消防活動の現場で求められる耐環境・性能要件は、軍事技術に比較しても、同等あるいはより過酷なもので、解決すべき科学技術的課題は高度である一方で、費用・効果比はより民生に近い水準が求められる。 消防防災の科学技術の成果の公開は容易である。米国が世界の警察として、軍事技術により科学技術を先導することに対比させるならば、日本は、世界の消防として「防災・減災」科学技術のブレークスルーを先導し、国際社会に貢献することも可能なのではないだろうか。 消防防災の科学技術が効果的に遂行され、成果を社会に還元するためには、こうしたビジョンの作成と体制の構築が不可欠である。

消防の科学技術を遂行し成果が社会に還元される為に課題が無いわけではない。市場規模が小さいが故に、消防等現場からのニーズに沿った機器の開発へのモティベーションが高まらず、災害と闘う為の科学技術に最先端の研究成果が導入されづらいことである。この市場規模が小さいという課題を解決する鍵も、消防防災科学技術の公開性の活用にある。 すなわち、消防防災の科学技術は、予防・対策のいずれについても研究成果の公開が原則であり、産学官連携及び府省連携といった効率的・効果的な研究推進体制に、本質的に馴染むからである。府省連携等の体制で、消防防災の科学技術の成果を汎用市場で活用可能なものとすることで、研究開発のターゲット市場を拡大することが出来る。

さて、以上いくつかのレポートを紹介してきた。
正確なデータに基づき、訓練を積んだ専門家が予測した場合、10年後のテクノロジー動向は予測できる、というのが僕の達した結論だ。そして同時に、正しい予測がされても、その予測を活用しないことには何一つ役に立たず、時に埋もれてしまうという虚しさも実感した。

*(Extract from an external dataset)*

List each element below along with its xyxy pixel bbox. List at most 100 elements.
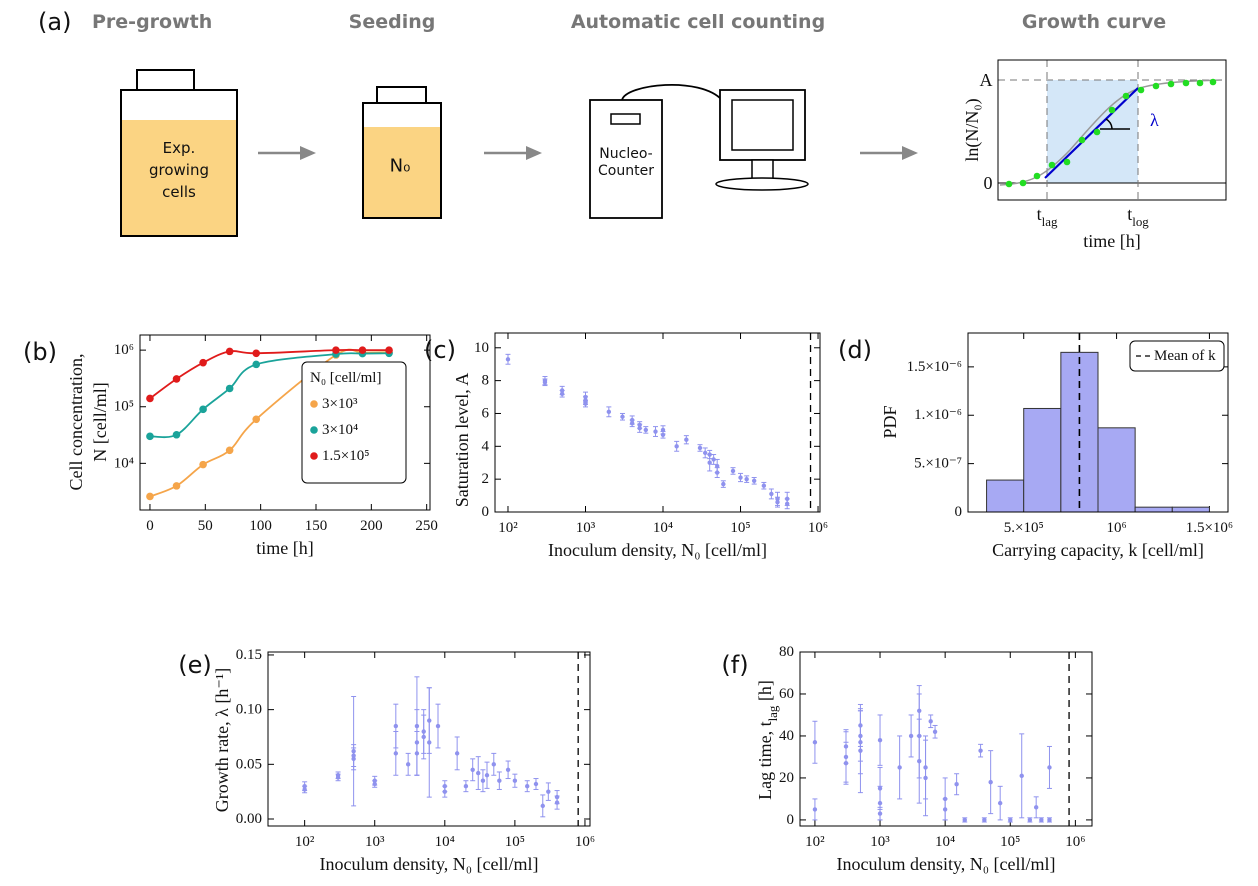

おそらくこの「科学技術動向」は日本でトップクラスの精度を誇る未来予測リサーチだ。
そして、14年に渡り無料で公開されてきた。
この素晴らしいレポートの数々を、国や企業は活かしてこれたのだろうか。

僕は今までも何人もの知人・友人に「科学技術動向ってレポート知っている?」と聞いてきた。
知っていると答えた人は、皆無である。